Evidently, Secretary Solis and the president have ignored the findings from a new report released by the Labor Department's Inspector General revealing some sobering realities that cannot be ignored.

Equipped with $500 million to fund "green" worker training for 124,893 people, the IG found they have only trained 52,762 (42 percent of the target), and only 8,035 actually got jobs (10 percent of the target). Of those, only 1,033 (two percent of the target) have kept their jobs longer than 6 months.

The Inspector General reported that "grantees have expressed concerns that jobs have not materialized and that job placements have been fewer than expected...."

Elsewhere at the Department of Labor, the Bureau of Labor Statistics (BLS) is now incorporating what can only be described as an artificial or manufactured measurement to "count" green jobs.

As one of the most well-respected data collection agencies in the world, the BLS's figures are the gold standard for understanding employment and inflation. Using BLS as a means to lend legitimacy to this politically favored sector of the labor force is an abuse that cannot go unchecked.

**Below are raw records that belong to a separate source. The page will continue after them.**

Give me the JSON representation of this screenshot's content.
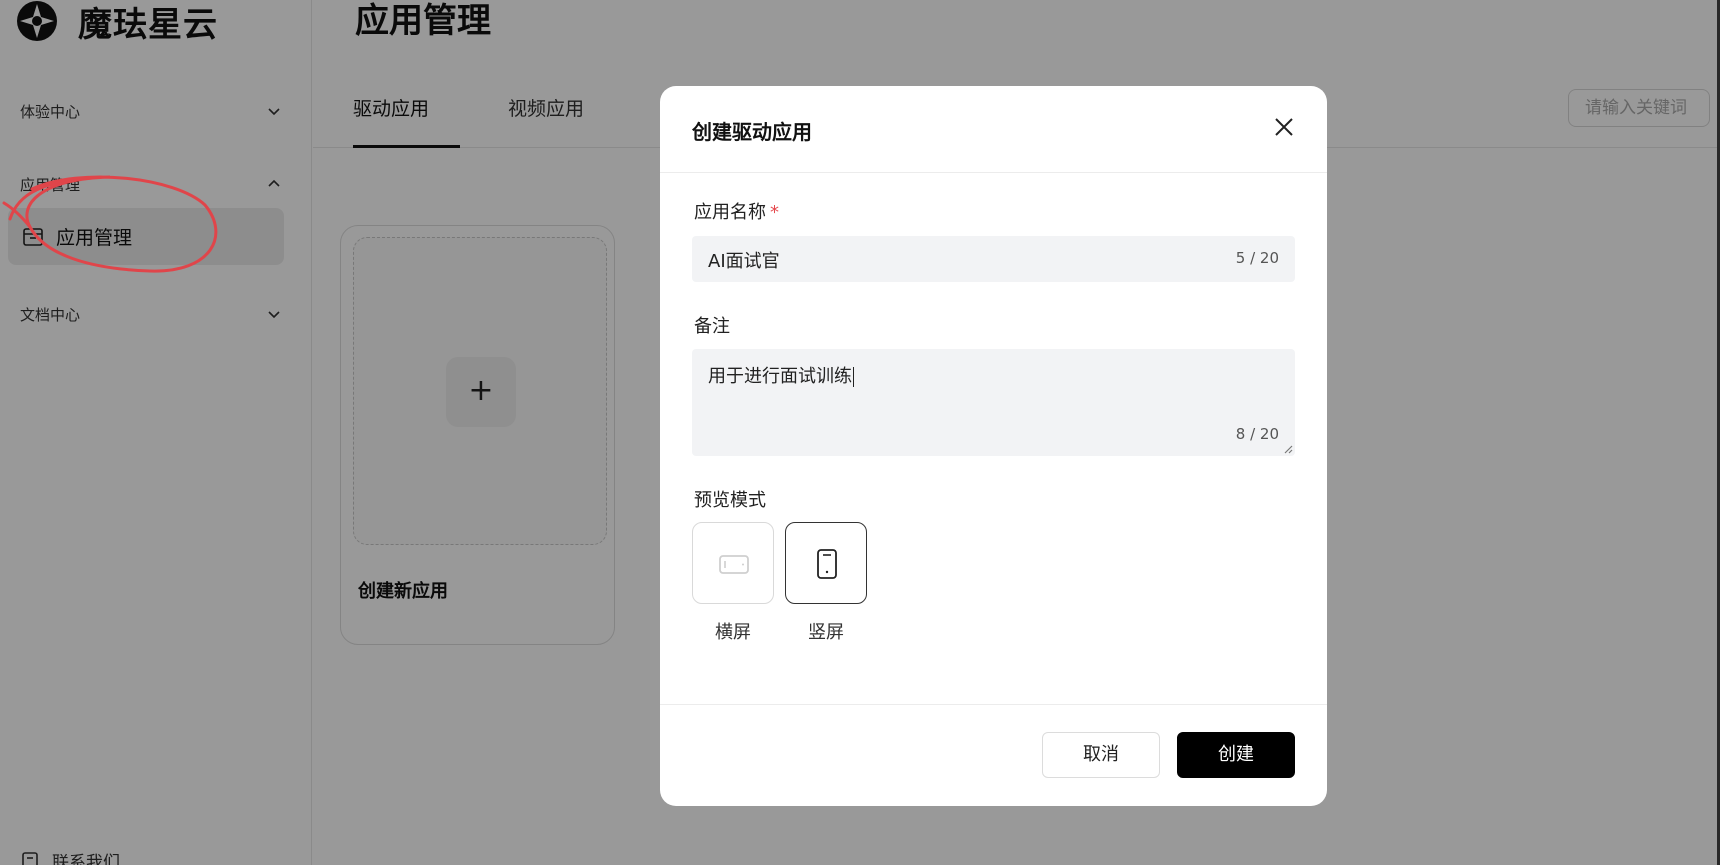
{
  "app": {
    "name": "魔珐星云"
  },
  "sidebar": {
    "groups": [
      {
        "label": "体验中心"
      },
      {
        "label": "应用管理"
      },
      {
        "label": "文档中心"
      }
    ],
    "active_item": {
      "label": "应用管理"
    },
    "bottom_item": {
      "label": "联系我们"
    }
  },
  "main": {
    "title": "应用管理",
    "tabs": [
      {
        "label": "驱动应用"
      },
      {
        "label": "视频应用"
      }
    ],
    "search": {
      "placeholder": "请输入关键词"
    },
    "new_card": {
      "label": "创建新应用",
      "icon": "+"
    }
  },
  "modal": {
    "title": "创建驱动应用",
    "name_field": {
      "label": "应用名称",
      "required_mark": "*",
      "value": "AI面试官",
      "counter": "5 / 20"
    },
    "remark_field": {
      "label": "备注",
      "value": "用于进行面试训练",
      "counter": "8 / 20"
    },
    "preview_mode": {
      "label": "预览模式",
      "options": [
        {
          "label": "横屏",
          "selected": false
        },
        {
          "label": "竖屏",
          "selected": true
        }
      ]
    },
    "buttons": {
      "cancel": "取消",
      "create": "创建"
    }
  },
  "colors": {
    "required": "#e5484d",
    "primary": "#000000",
    "annotation": "#e0454a"
  }
}
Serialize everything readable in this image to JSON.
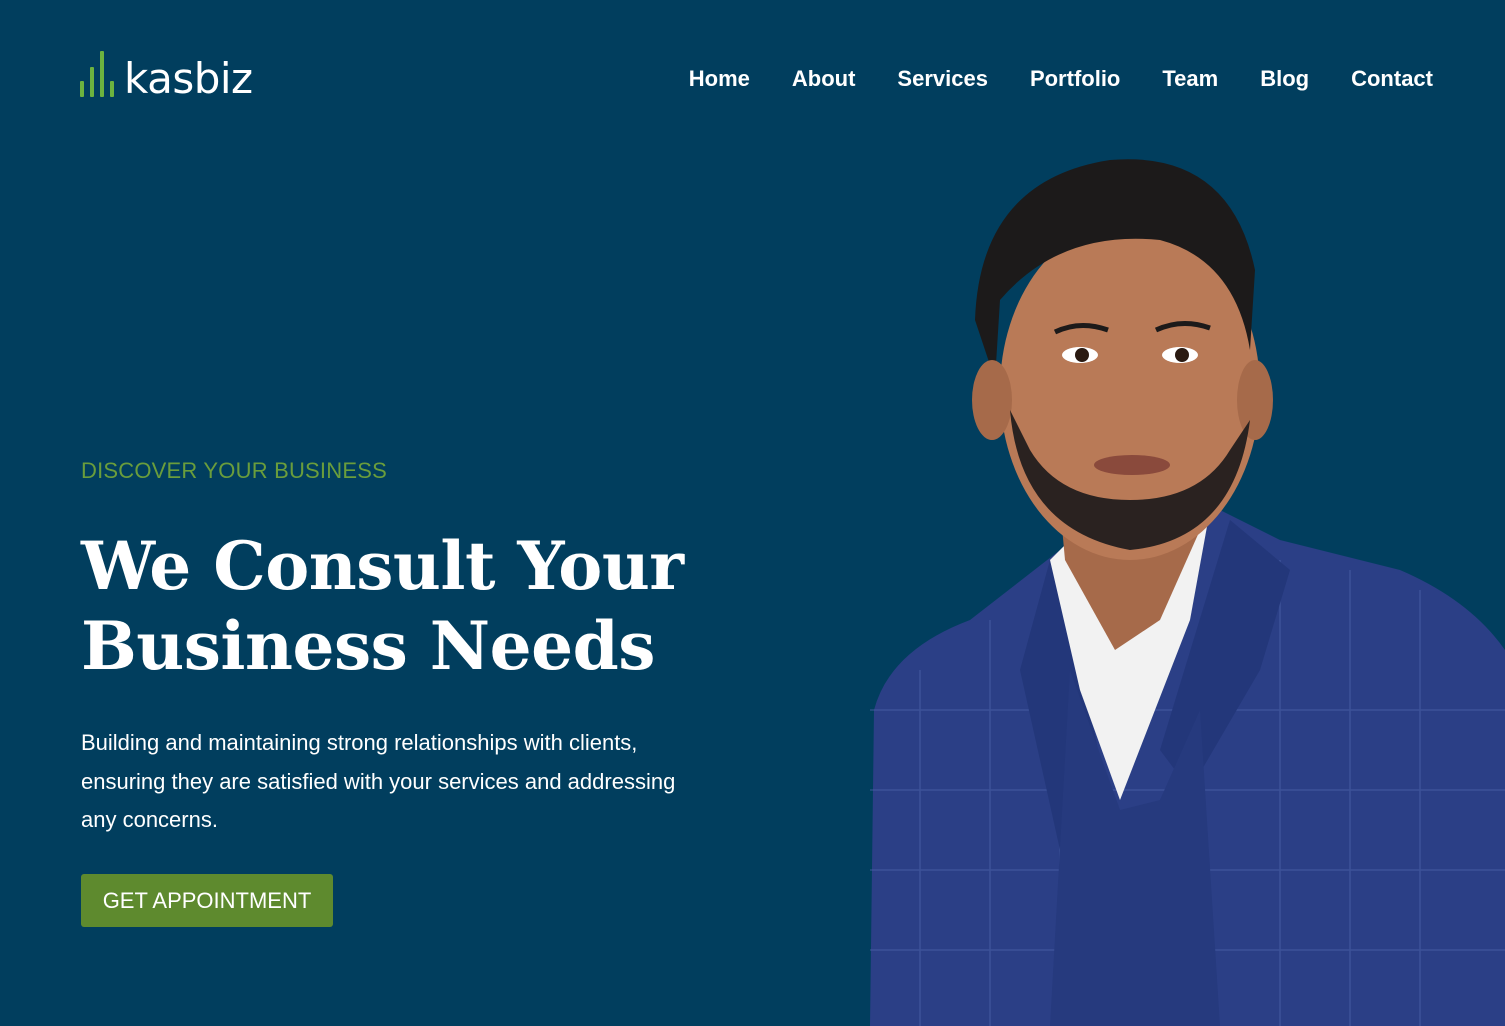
{
  "brand": {
    "name": "kasbiz",
    "icon": "bar-chart-logo-icon",
    "accent_color": "#6cb33f"
  },
  "nav": {
    "items": [
      {
        "label": "Home"
      },
      {
        "label": "About"
      },
      {
        "label": "Services"
      },
      {
        "label": "Portfolio"
      },
      {
        "label": "Team"
      },
      {
        "label": "Blog"
      },
      {
        "label": "Contact"
      }
    ]
  },
  "hero": {
    "eyebrow": "DISCOVER YOUR BUSINESS",
    "headline_line1": "We Consult Your",
    "headline_line2": "Business Needs",
    "description": "Building and maintaining strong relationships with clients, ensuring they are satisfied with your services and addressing any concerns.",
    "cta_label": "GET APPOINTMENT"
  },
  "colors": {
    "background": "#013e5e",
    "eyebrow": "#6a9d3c",
    "button": "#5e8a2e",
    "text": "#ffffff"
  }
}
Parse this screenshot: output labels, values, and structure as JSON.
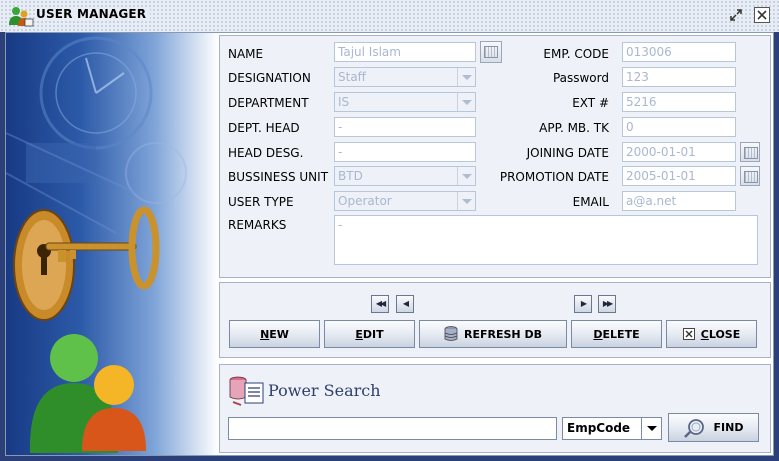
{
  "window": {
    "title": "USER MANAGER"
  },
  "form": {
    "name_label": "NAME",
    "name_value": "Tajul Islam",
    "designation_label": "DESIGNATION",
    "designation_value": "Staff",
    "department_label": "DEPARTMENT",
    "department_value": "IS",
    "dept_head_label": "DEPT. HEAD",
    "dept_head_value": "-",
    "head_desg_label": "HEAD DESG.",
    "head_desg_value": "-",
    "business_unit_label": "BUSSINESS UNIT",
    "business_unit_value": "BTD",
    "user_type_label": "USER TYPE",
    "user_type_value": "Operator",
    "remarks_label": "REMARKS",
    "remarks_value": "-",
    "emp_code_label": "EMP. CODE",
    "emp_code_value": "013006",
    "password_label": "Password",
    "password_value": "123",
    "ext_label": "EXT #",
    "ext_value": "5216",
    "app_mb_tk_label": "APP. MB. TK",
    "app_mb_tk_value": "0",
    "joining_date_label": "JOINING DATE",
    "joining_date_value": "2000-01-01",
    "promotion_date_label": "PROMOTION DATE",
    "promotion_date_value": "2005-01-01",
    "email_label": "EMAIL",
    "email_value": "a@a.net"
  },
  "navigation": {
    "first": "◀◀",
    "prev": "◀",
    "next": "▶",
    "last": "▶▶"
  },
  "actions": {
    "new_key": "N",
    "new_rest": "EW",
    "edit_key": "E",
    "edit_rest": "DIT",
    "refresh_label": "REFRESH DB",
    "delete_key": "D",
    "delete_rest": "ELETE",
    "close_key": "C",
    "close_rest": "LOSE"
  },
  "power_search": {
    "title": "Power Search",
    "query": "",
    "field_selected": "EmpCode",
    "find_label": "FIND"
  },
  "colors": {
    "accent": "#2b3f78",
    "panel_bg": "#eef1f7",
    "disabled_text": "#a8b8d0"
  }
}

Because the concept of a "green job" is vague, not easily defined, and often arbitrary, counting these jobs is impossible to do accurately and the results are vulnerable to manipulation and misrepresentation.

The BLS has determined that jobs are "green" if they are (1) "jobs in businesses that produce goods or provide services that benefit the environment or conserve natural resources" or (2) "jobs in which workers' duties involve making their establishment's production processes more environmentally friendly or use fewer natural resources."

While this definition may appear reasonable on the surface, in reality, there exists little relationship between jobs classified as "green" and actual environmental benefit.

For instance, the BLS criteria stipulates that jobs which "[i]ncrease public awareness of environmental issues" are green jobs as are those who "[e]nforce environmental regulations". Under this creative accounting gimmick, college professors that teach classes related to ecology, reporters that write about environmental issues, policy experts at think tanks discussing environmental policy, lobbyists advocating for environmental regulations, bureaucrats who work on environmental issues, all seemingly meet this criteria and will have jobs considered to be and counted as "green."

Even mass transit jobs or jobs supporting that industry are counted -- so if your job is to pump gasoline into busses (even if those buses ride around empty for much of the day) or even if you're driving a bus, your job is now considered "green."

Clearly, these aren't jobs "created," as the administration's rhetoric would have you believe, but rather jobs that have been cleverly "re-labeled" as green.

The creation of a "green jobs" metric in BLS's data is an attempt to codify a political construct and give it legitimacy in an effort to deceive the American people. Conveniently timed to be released in the second half of 2012, proponents will point to these new, yet meaningless, statistics to claim the green economy is more viable than it actually is. The administration is using the BLS to advance a political narrative at the risk of jeopardizing and undermining the credibility of the BLS.

Rather being a boon to growth, green collar jobs are a green noose around the economy's neck, suffocating investment and hindering expansion. At a time when job creation is needed more than ever, wealth redistribution masked as radical environmentalism is nothing more than another in the series of baseless get-jobs-quick schemes that have come to typify Obamanomics.

A good place to start would be recouping all remaining funds from the DoL's failed training experiment before it's too late. Based on the IG report, recouping those funds would offset nearly 60 percent of the taxpayers' loss on Solyndra. This would be merely a down payment on the $100 billion spent on the ill-fated green energy experiment, but it's a good first step.

Rep. Darrell Issa (R-CA), is the Chairman of the House Committee on Oversight and Government Reform and represents the 49th Congressional District of California.